What rights are the Masculinists talking about? For starters: American education has, allegedly, been so twisted by the Feminist "establishment," with the focus placed entirely and obsessively on the needs of girls, that boys have stopped being accommodated at all. This has, according to the Masculinists, led to a decline in male literacy, male high school completion, and male college attendance/degree acquisition. Teaching has been Feminized, and the poor little boys are suffering.
I'll grant you that the decline of male educational achievement is no myth, but the only way you can blame that decline on Feminists is if you simultaneously admit that women have never been the weaker sex... simply the dormant one. If you believe what these Masculinists are preaching, the only logical conclusion is that, the second women stood up to fight on fairer ground, men sat down. Which is ridiculous.
Unfortunately, Masculinist propaganda like this Sexodus piece manages to reach its intended audience: men who aren't part of that movement, but who due to personal circumstances and/or upbringing, believe they are entitled to more than they have actually earned, and are looking for someone to blame. These guys grew up watching Disney's Cinderella, too. But where the girls were being negatively saturated with the image of a helpless, stoic, beautiful girl who is rescued from her plight by a nameless prince... the boys were being negatively saturated by the image of a nameless prince whose only task was to ride up on the horse with a glass slipper to have the beautiful, silent girl throw herself into his arms.
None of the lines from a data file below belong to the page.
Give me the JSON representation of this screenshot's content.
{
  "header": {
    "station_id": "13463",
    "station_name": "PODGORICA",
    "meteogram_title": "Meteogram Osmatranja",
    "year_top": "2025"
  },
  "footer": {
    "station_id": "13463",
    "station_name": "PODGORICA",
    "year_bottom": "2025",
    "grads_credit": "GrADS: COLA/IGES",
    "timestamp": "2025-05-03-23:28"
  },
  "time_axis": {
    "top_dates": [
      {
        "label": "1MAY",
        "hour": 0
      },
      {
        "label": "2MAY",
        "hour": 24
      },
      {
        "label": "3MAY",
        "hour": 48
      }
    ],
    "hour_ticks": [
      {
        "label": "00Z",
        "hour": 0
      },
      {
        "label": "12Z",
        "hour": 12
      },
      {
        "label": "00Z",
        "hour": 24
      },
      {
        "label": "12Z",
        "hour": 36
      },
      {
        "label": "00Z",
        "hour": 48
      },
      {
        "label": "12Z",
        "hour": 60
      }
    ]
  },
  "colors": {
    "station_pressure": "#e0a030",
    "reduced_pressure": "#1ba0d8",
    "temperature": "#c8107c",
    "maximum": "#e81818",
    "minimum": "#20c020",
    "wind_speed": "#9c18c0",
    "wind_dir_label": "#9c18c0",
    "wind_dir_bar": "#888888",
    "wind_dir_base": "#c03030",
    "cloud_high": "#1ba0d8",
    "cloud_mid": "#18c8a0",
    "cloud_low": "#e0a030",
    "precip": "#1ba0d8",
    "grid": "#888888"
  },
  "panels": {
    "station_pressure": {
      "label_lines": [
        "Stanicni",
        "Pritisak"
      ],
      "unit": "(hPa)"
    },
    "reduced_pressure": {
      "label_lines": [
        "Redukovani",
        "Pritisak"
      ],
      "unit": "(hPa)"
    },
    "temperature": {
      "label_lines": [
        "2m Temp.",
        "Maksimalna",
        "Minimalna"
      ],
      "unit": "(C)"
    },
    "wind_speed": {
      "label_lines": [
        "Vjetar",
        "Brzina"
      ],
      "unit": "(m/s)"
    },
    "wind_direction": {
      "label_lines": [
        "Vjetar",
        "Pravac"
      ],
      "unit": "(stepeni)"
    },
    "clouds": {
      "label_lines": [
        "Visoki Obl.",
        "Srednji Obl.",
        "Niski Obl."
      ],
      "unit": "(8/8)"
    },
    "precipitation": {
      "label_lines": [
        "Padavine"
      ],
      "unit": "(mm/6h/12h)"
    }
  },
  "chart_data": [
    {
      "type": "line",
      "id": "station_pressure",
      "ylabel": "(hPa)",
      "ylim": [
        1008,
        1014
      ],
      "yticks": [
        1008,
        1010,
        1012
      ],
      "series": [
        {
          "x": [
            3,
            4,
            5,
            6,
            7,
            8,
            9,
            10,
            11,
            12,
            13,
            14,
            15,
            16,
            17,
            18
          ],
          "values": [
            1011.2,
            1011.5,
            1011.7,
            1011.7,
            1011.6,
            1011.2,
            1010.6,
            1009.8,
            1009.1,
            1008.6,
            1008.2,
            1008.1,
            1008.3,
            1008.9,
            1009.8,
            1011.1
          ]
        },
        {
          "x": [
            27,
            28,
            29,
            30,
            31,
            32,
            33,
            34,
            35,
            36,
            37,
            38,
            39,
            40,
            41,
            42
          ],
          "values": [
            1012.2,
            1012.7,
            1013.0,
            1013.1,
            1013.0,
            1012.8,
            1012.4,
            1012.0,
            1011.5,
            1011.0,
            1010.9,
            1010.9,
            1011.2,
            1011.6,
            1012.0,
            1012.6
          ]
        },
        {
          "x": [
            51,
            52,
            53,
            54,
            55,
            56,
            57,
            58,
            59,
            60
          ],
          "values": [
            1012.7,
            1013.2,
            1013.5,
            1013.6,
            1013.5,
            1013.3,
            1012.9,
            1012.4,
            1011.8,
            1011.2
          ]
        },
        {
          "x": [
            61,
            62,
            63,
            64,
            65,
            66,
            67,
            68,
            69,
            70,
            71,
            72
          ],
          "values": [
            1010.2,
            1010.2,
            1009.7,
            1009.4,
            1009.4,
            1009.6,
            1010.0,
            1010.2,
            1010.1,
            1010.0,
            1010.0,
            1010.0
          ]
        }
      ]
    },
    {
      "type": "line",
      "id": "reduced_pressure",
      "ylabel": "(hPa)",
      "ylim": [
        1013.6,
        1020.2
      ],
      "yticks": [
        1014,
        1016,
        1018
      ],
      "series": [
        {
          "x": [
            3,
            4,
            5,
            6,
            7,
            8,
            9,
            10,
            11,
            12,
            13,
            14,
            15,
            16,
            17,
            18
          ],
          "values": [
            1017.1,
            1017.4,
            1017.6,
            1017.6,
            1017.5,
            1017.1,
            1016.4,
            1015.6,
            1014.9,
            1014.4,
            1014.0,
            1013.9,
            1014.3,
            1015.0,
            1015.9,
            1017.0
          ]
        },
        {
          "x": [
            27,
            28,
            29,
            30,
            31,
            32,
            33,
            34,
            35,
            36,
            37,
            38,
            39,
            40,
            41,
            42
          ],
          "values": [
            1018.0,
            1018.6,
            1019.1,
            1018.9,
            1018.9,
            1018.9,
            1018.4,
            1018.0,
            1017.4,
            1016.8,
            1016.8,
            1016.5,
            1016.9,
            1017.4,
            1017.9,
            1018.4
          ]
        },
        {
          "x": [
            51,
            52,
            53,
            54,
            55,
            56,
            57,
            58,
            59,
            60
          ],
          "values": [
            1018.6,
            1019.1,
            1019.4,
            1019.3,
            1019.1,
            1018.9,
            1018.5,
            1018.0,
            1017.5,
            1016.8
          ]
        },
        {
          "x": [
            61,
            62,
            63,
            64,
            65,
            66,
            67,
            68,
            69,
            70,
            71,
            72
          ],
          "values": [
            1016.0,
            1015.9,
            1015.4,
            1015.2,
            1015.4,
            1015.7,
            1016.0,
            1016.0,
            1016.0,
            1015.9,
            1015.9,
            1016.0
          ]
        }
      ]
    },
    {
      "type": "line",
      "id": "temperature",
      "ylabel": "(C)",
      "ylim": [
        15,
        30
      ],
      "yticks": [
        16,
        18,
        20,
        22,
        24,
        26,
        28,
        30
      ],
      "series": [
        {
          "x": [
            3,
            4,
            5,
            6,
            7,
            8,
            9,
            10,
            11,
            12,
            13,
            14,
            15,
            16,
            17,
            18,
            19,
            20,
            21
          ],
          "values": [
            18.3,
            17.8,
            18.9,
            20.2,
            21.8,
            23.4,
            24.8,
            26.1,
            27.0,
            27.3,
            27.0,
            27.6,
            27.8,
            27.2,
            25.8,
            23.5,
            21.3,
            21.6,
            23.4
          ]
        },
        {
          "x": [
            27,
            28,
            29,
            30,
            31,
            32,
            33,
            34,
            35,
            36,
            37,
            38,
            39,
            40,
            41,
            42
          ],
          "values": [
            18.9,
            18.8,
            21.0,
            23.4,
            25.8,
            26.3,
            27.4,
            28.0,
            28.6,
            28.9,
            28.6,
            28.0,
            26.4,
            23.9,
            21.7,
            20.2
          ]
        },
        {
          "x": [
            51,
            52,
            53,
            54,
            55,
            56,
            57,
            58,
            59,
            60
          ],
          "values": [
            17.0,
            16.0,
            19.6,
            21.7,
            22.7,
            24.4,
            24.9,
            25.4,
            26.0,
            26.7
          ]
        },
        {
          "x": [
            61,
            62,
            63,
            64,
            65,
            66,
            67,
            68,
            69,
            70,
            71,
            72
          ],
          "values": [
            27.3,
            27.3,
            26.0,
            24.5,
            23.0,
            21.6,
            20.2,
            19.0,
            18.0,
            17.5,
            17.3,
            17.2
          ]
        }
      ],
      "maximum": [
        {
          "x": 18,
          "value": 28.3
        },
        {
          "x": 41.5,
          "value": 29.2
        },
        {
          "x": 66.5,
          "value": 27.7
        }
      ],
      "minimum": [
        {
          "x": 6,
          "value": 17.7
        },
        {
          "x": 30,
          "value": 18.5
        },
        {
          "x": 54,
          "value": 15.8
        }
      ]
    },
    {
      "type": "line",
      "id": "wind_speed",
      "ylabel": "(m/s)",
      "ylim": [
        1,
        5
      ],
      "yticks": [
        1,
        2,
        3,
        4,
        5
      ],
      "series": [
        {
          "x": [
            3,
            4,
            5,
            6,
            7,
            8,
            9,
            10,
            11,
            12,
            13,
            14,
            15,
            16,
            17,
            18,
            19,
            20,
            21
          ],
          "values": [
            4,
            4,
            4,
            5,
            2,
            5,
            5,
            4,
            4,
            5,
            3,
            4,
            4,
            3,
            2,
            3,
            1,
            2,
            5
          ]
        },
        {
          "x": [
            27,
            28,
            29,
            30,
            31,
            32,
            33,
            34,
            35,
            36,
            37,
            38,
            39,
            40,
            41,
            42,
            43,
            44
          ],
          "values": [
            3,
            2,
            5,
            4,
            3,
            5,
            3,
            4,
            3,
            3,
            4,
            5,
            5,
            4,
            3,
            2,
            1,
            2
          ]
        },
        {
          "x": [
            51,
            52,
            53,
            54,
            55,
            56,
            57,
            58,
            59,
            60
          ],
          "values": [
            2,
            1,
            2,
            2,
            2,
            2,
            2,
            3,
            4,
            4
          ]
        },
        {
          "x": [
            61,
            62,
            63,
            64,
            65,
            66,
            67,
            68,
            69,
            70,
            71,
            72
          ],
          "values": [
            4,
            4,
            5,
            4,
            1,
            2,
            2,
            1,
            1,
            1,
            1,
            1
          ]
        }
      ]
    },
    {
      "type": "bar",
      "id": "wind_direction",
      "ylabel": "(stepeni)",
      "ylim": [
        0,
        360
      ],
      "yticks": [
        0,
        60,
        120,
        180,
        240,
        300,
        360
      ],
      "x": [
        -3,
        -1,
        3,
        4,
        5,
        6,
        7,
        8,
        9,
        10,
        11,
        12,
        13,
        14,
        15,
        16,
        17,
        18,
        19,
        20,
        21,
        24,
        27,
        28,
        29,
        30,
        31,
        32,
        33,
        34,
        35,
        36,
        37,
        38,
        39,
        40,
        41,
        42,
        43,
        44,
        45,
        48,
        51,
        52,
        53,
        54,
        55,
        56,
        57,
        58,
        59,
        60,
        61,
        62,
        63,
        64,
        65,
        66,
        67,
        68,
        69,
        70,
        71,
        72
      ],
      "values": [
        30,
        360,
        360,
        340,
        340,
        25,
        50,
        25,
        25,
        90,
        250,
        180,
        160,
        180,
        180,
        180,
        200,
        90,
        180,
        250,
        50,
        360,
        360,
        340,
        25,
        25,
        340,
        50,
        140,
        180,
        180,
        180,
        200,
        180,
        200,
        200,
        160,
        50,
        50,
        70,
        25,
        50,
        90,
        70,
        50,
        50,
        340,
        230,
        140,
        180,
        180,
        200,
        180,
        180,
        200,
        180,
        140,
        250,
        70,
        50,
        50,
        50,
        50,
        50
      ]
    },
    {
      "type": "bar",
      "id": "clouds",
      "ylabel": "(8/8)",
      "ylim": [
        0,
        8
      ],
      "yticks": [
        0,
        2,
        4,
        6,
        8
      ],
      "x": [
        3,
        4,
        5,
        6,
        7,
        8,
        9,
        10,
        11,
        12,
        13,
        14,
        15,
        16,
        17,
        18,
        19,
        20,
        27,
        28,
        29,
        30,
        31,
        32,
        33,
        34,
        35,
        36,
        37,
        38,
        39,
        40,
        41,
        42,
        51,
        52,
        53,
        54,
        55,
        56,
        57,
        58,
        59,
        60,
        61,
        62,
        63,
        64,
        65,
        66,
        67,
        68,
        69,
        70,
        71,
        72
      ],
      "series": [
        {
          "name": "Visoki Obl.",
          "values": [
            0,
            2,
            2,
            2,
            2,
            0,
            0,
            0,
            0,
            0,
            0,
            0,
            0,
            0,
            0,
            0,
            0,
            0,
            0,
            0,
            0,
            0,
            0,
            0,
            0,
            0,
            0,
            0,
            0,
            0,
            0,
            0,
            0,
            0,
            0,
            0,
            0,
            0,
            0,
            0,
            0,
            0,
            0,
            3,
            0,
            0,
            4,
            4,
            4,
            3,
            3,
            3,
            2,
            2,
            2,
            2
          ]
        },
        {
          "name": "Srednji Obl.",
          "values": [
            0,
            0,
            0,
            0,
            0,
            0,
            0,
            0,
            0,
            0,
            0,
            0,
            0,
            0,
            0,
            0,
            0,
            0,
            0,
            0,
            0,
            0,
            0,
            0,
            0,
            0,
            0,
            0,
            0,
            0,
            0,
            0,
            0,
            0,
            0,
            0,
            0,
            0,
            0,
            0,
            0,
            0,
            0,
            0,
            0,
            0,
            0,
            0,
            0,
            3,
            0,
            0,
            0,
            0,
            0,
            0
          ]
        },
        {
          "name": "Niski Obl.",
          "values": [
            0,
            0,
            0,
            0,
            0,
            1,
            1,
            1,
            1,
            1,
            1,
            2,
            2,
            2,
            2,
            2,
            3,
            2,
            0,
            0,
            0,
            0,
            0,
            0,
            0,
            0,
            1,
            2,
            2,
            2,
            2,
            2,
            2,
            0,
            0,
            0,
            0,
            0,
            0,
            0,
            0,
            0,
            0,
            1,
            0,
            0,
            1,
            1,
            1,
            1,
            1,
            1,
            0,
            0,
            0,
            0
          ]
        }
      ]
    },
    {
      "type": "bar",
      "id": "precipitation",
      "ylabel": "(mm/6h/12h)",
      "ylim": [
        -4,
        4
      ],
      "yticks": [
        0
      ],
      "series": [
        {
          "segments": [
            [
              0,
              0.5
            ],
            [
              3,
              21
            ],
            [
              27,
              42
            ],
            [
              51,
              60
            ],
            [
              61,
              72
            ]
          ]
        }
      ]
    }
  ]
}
Now, we're reaping the consequences.
I love the marriage Jonathan and I have built. And there may be people out there who are surprised to learn that our relationship includes almost zero power struggle. We split the tasks required of us based on personal prerogative and aptitude. It could be that our conservative Christian upbringing has positioned us to maintain some kind of modern relationship hybrid in the liberal setting to which we've moved ourselves--including the best parts of love, sex, monogamy, fidelity, partnership, respect, and equality. Or not. Maybe it's all luck. But I'm writing this piece while barefoot, pregnant, and in the midst of sending my husband off to the office with a kiss... and I'm still a Feminist. And so is he.